22.月影双雲
ある日のこと、麗は高僧と一対一で話す機会を得た。その高僧は名を“月影双雲”と言い、彼女の能力についての知識があり、そのコントロール方法を教えることを提案した。
「麗、お前の能力は強力だが、制御しなければ自分を傷つけることになる。まずは自分の心をしっかりと見つめ、内なる平穏を保つことが大切だ。」
麗は真剣な表情で頷いた。「どうすればいいのでしょうか?」 双雲は静かに説明を続けた。
「座禅を通じて、自分の心の動きを観察することだ。人々の心を読み取る時、まずは自分自身の心が平穏であることを確認しなければならない。心が乱れていると、他人の感情に飲み込まれてしまう。」
「では、どうやって心を平穏に保つのですか?」麗は興味津々で聞いた。 双雲は微笑んだ。
「呼吸に意識を集中させることだ。深く息を吸い、ゆっくりと吐く。そのリズムに心を合わせ、雑念を払いのける。そして、心の中に広がる静寂を感じるんだ。」
麗はその教えを胸に刻み、毎日の修行に励んだ。次第に彼女は自分の心をコントロールする術を身につけ、人々の心を読み取る時も平穏を保てるようになっていった。
「ありがとう、双雲様。
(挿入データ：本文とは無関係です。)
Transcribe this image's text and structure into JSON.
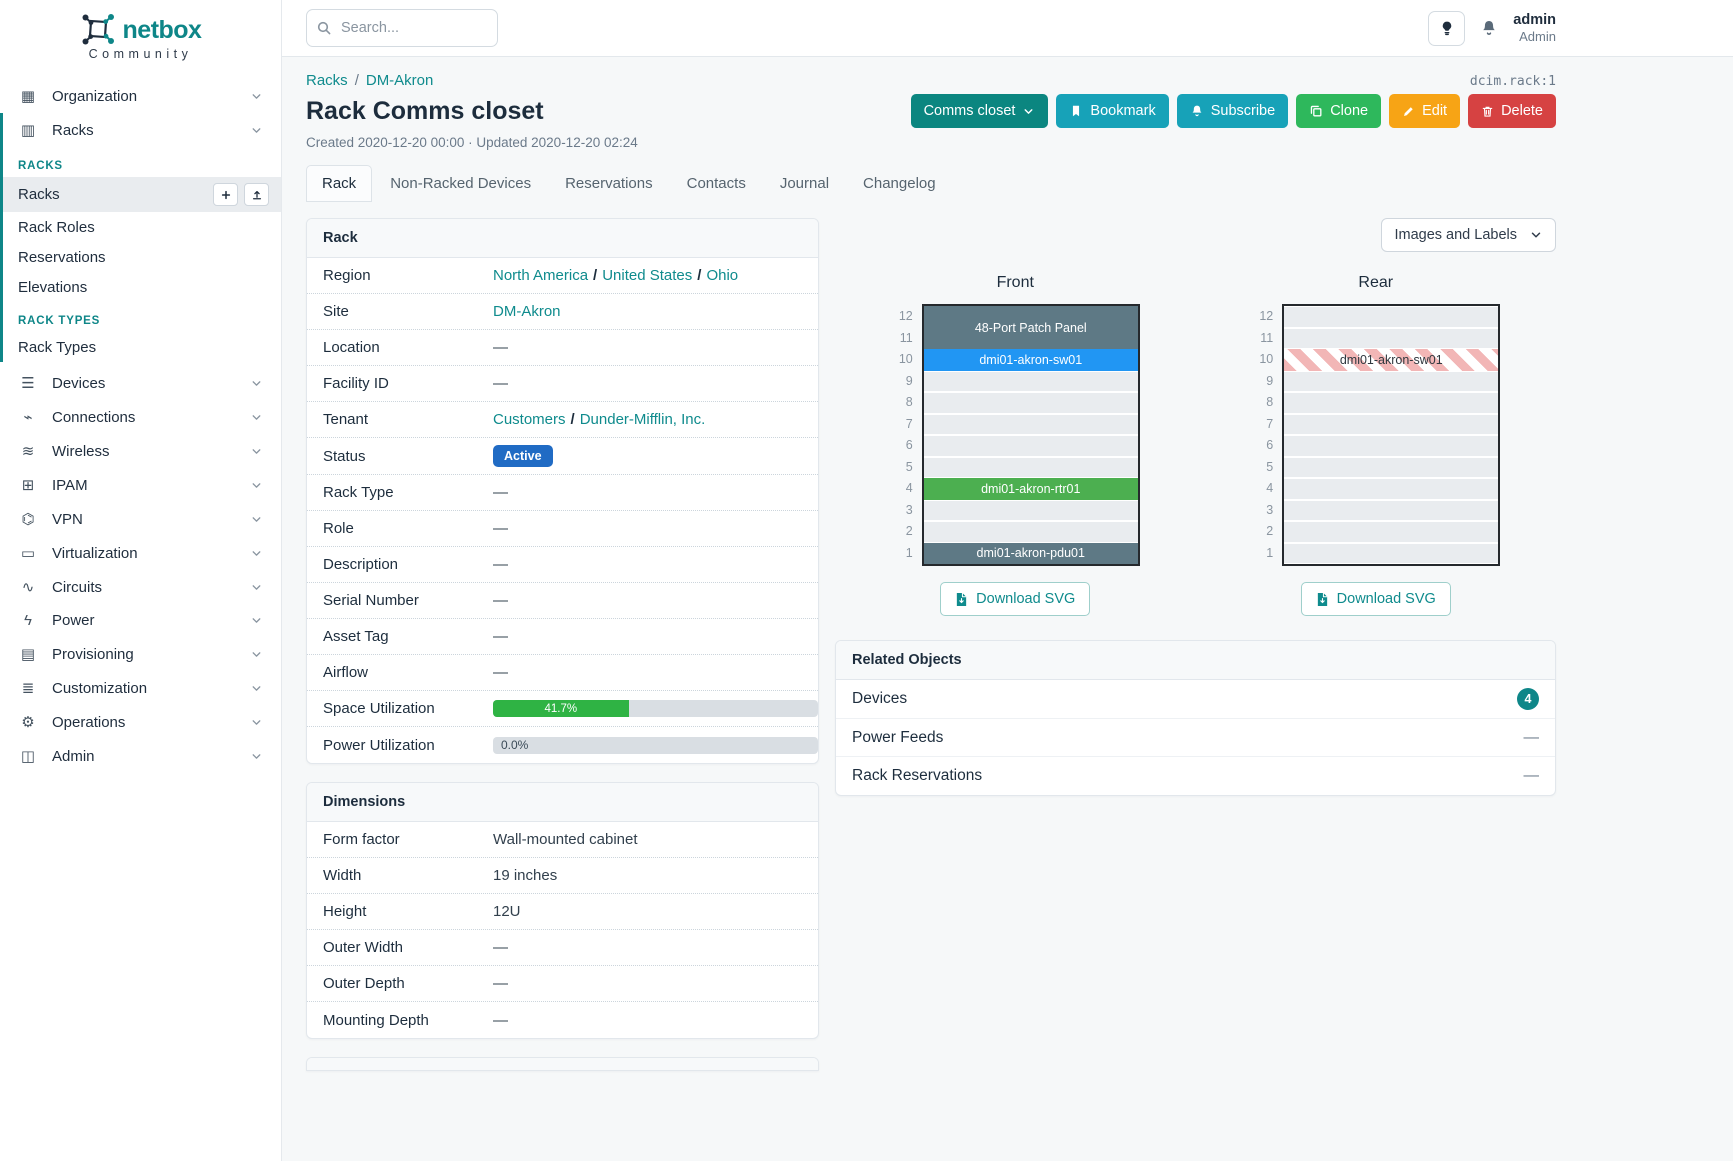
{
  "brand": {
    "name": "netbox",
    "tagline": "Community"
  },
  "topbar": {
    "search_placeholder": "Search...",
    "user_name": "admin",
    "user_role": "Admin"
  },
  "sidebar": {
    "items_top": [
      {
        "label": "Organization",
        "icon": "building-icon"
      }
    ],
    "racks_group": {
      "label": "Racks",
      "icon": "rack-icon",
      "sections": [
        {
          "header": "RACKS",
          "items": [
            {
              "label": "Racks",
              "active": true,
              "buttons": [
                "plus-icon",
                "upload-icon"
              ]
            },
            {
              "label": "Rack Roles"
            },
            {
              "label": "Reservations"
            },
            {
              "label": "Elevations"
            }
          ]
        },
        {
          "header": "RACK TYPES",
          "items": [
            {
              "label": "Rack Types"
            }
          ]
        }
      ]
    },
    "items_bottom": [
      {
        "label": "Devices",
        "icon": "devices-icon"
      },
      {
        "label": "Connections",
        "icon": "plug-icon"
      },
      {
        "label": "Wireless",
        "icon": "wifi-icon"
      },
      {
        "label": "IPAM",
        "icon": "ipam-icon"
      },
      {
        "label": "VPN",
        "icon": "vpn-icon"
      },
      {
        "label": "Virtualization",
        "icon": "monitor-icon"
      },
      {
        "label": "Circuits",
        "icon": "circuits-icon"
      },
      {
        "label": "Power",
        "icon": "power-icon"
      },
      {
        "label": "Provisioning",
        "icon": "provisioning-icon"
      },
      {
        "label": "Customization",
        "icon": "customization-icon"
      },
      {
        "label": "Operations",
        "icon": "operations-icon"
      },
      {
        "label": "Admin",
        "icon": "admin-icon"
      }
    ]
  },
  "page": {
    "breadcrumb": [
      {
        "label": "Racks"
      },
      {
        "label": "DM-Akron"
      }
    ],
    "object_id": "dcim.rack:1",
    "title": "Rack Comms closet",
    "meta": "Created 2020-12-20 00:00 · Updated 2020-12-20 02:24",
    "actions": [
      {
        "label": "Comms closet",
        "icon": "chevron-down-icon",
        "icon_after": true,
        "color": "#0b8680"
      },
      {
        "label": "Bookmark",
        "icon": "bookmark-icon",
        "color": "#17a2b8"
      },
      {
        "label": "Subscribe",
        "icon": "bell-icon",
        "color": "#17a2b8"
      },
      {
        "label": "Clone",
        "icon": "copy-icon",
        "color": "#2eb85c"
      },
      {
        "label": "Edit",
        "icon": "pencil-icon",
        "color": "#f7a415"
      },
      {
        "label": "Delete",
        "icon": "trash-icon",
        "color": "#d64242"
      }
    ],
    "tabs": [
      {
        "label": "Rack",
        "active": true
      },
      {
        "label": "Non-Racked Devices"
      },
      {
        "label": "Reservations"
      },
      {
        "label": "Contacts"
      },
      {
        "label": "Journal"
      },
      {
        "label": "Changelog"
      }
    ]
  },
  "rack_panel": {
    "title": "Rack",
    "rows": [
      {
        "label": "Region",
        "type": "links",
        "parts": [
          "North America",
          "United States",
          "Ohio"
        ]
      },
      {
        "label": "Site",
        "type": "link",
        "value": "DM-Akron"
      },
      {
        "label": "Location",
        "type": "text",
        "value": "—"
      },
      {
        "label": "Facility ID",
        "type": "text",
        "value": "—"
      },
      {
        "label": "Tenant",
        "type": "links",
        "parts": [
          "Customers",
          "Dunder-Mifflin, Inc."
        ]
      },
      {
        "label": "Status",
        "type": "badge",
        "value": "Active"
      },
      {
        "label": "Rack Type",
        "type": "text",
        "value": "—"
      },
      {
        "label": "Role",
        "type": "text",
        "value": "—"
      },
      {
        "label": "Description",
        "type": "text",
        "value": "—"
      },
      {
        "label": "Serial Number",
        "type": "text",
        "value": "—"
      },
      {
        "label": "Asset Tag",
        "type": "text",
        "value": "—"
      },
      {
        "label": "Airflow",
        "type": "text",
        "value": "—"
      },
      {
        "label": "Space Utilization",
        "type": "progress",
        "value": "41.7%",
        "percent": 41.7
      },
      {
        "label": "Power Utilization",
        "type": "progress",
        "value": "0.0%",
        "percent": 0
      }
    ]
  },
  "dimensions_panel": {
    "title": "Dimensions",
    "rows": [
      {
        "label": "Form factor",
        "type": "text",
        "value": "Wall-mounted cabinet"
      },
      {
        "label": "Width",
        "type": "text",
        "value": "19 inches"
      },
      {
        "label": "Height",
        "type": "text",
        "value": "12U"
      },
      {
        "label": "Outer Width",
        "type": "text",
        "value": "—"
      },
      {
        "label": "Outer Depth",
        "type": "text",
        "value": "—"
      },
      {
        "label": "Mounting Depth",
        "type": "text",
        "value": "—"
      }
    ]
  },
  "elevation": {
    "menu_label": "Images and Labels",
    "download_label": "Download SVG",
    "unit_count": 12,
    "colors": {
      "slate": "#5e7985",
      "blue": "#2196f3",
      "green": "#4caf50",
      "empty": "#e9ecef"
    },
    "views": [
      {
        "title": "Front",
        "blocks": [
          {
            "span": 2,
            "style": "slate",
            "label": "48-Port Patch Panel",
            "units": "11-12"
          },
          {
            "span": 1,
            "style": "blue",
            "label": "dmi01-akron-sw01",
            "units": "10"
          },
          {
            "span": 5,
            "style": "empty"
          },
          {
            "span": 1,
            "style": "green",
            "label": "dmi01-akron-rtr01",
            "units": "4"
          },
          {
            "span": 2,
            "style": "empty"
          },
          {
            "span": 1,
            "style": "slate",
            "label": "dmi01-akron-pdu01",
            "units": "1"
          }
        ]
      },
      {
        "title": "Rear",
        "blocks": [
          {
            "span": 2,
            "style": "empty"
          },
          {
            "span": 1,
            "style": "striped",
            "label": "dmi01-akron-sw01",
            "units": "10"
          },
          {
            "span": 9,
            "style": "empty"
          }
        ]
      }
    ]
  },
  "related_panel": {
    "title": "Related Objects",
    "rows": [
      {
        "label": "Devices",
        "count": "4"
      },
      {
        "label": "Power Feeds",
        "value": "—"
      },
      {
        "label": "Rack Reservations",
        "value": "—"
      }
    ]
  },
  "colors": {
    "accent_teal": "#0e8688",
    "link_teal": "#0f8b8d",
    "status_active": "#206bc4",
    "progress_green": "#2fb344"
  }
}
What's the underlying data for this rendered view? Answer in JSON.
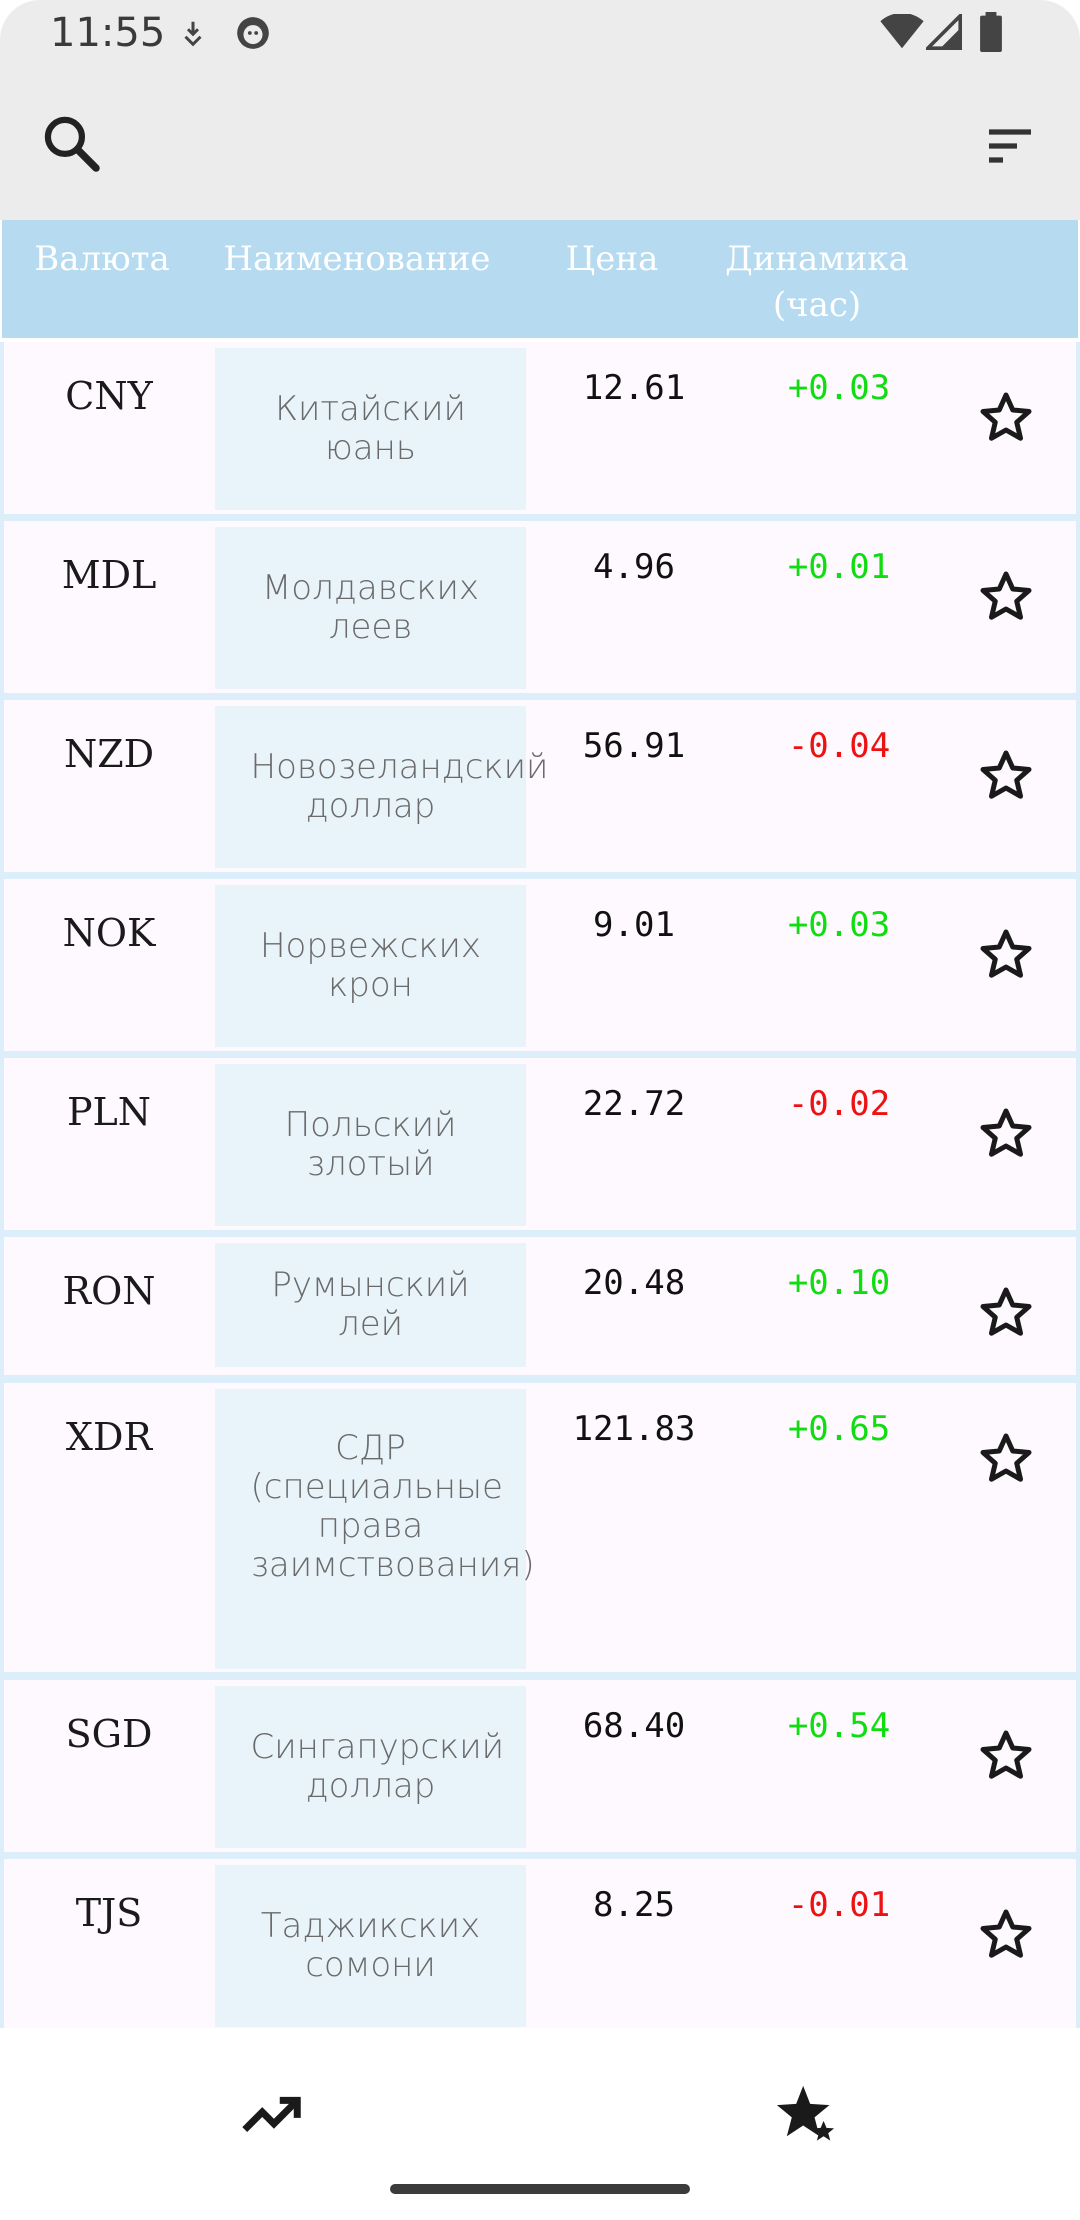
{
  "status_bar": {
    "time": "11:55"
  },
  "header": {
    "col_code": "Валюта",
    "col_name": "Наименование",
    "col_price": "Цена",
    "col_change_line1": "Динамика",
    "col_change_line2": "(час)"
  },
  "colors": {
    "positive": "#10dd10",
    "negative": "#ee1111",
    "header_bg": "#b6daef"
  },
  "rows": [
    {
      "code": "CNY",
      "name": "Китайский юань",
      "price": "12.61",
      "change": "+0.03",
      "direction": "up"
    },
    {
      "code": "MDL",
      "name": "Молдавских леев",
      "price": "4.96",
      "change": "+0.01",
      "direction": "up"
    },
    {
      "code": "NZD",
      "name": "Новозеландский доллар",
      "price": "56.91",
      "change": "-0.04",
      "direction": "down"
    },
    {
      "code": "NOK",
      "name": "Норвежских крон",
      "price": "9.01",
      "change": "+0.03",
      "direction": "up"
    },
    {
      "code": "PLN",
      "name": "Польский злотый",
      "price": "22.72",
      "change": "-0.02",
      "direction": "down"
    },
    {
      "code": "RON",
      "name": "Румынский лей",
      "price": "20.48",
      "change": "+0.10",
      "direction": "up"
    },
    {
      "code": "XDR",
      "name": "СДР (специальные права заимствования)",
      "price": "121.83",
      "change": "+0.65",
      "direction": "up"
    },
    {
      "code": "SGD",
      "name": "Сингапурский доллар",
      "price": "68.40",
      "change": "+0.54",
      "direction": "up"
    },
    {
      "code": "TJS",
      "name": "Таджикских сомони",
      "price": "8.25",
      "change": "-0.01",
      "direction": "down"
    }
  ],
  "icons": {
    "search": "search-icon",
    "sort": "sort-icon",
    "favorite": "star-outline-icon",
    "nav_rates": "trending-up-icon",
    "nav_favorites": "stars-icon"
  }
}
おかげで、少しずつですが自分の力を制御できるようになってきました。」 高僧は穏やかに微笑み、「お前の努力の賜物だ。これからも精進を続け、自分の心と向き合い続けるんだ」と励ました。
麗は感謝の気持ちを胸に、新たな一歩を踏み出せたことを実感した。龍禅寺での修行生活は続き、彼女の心は次第に強く、穏やかになっていった。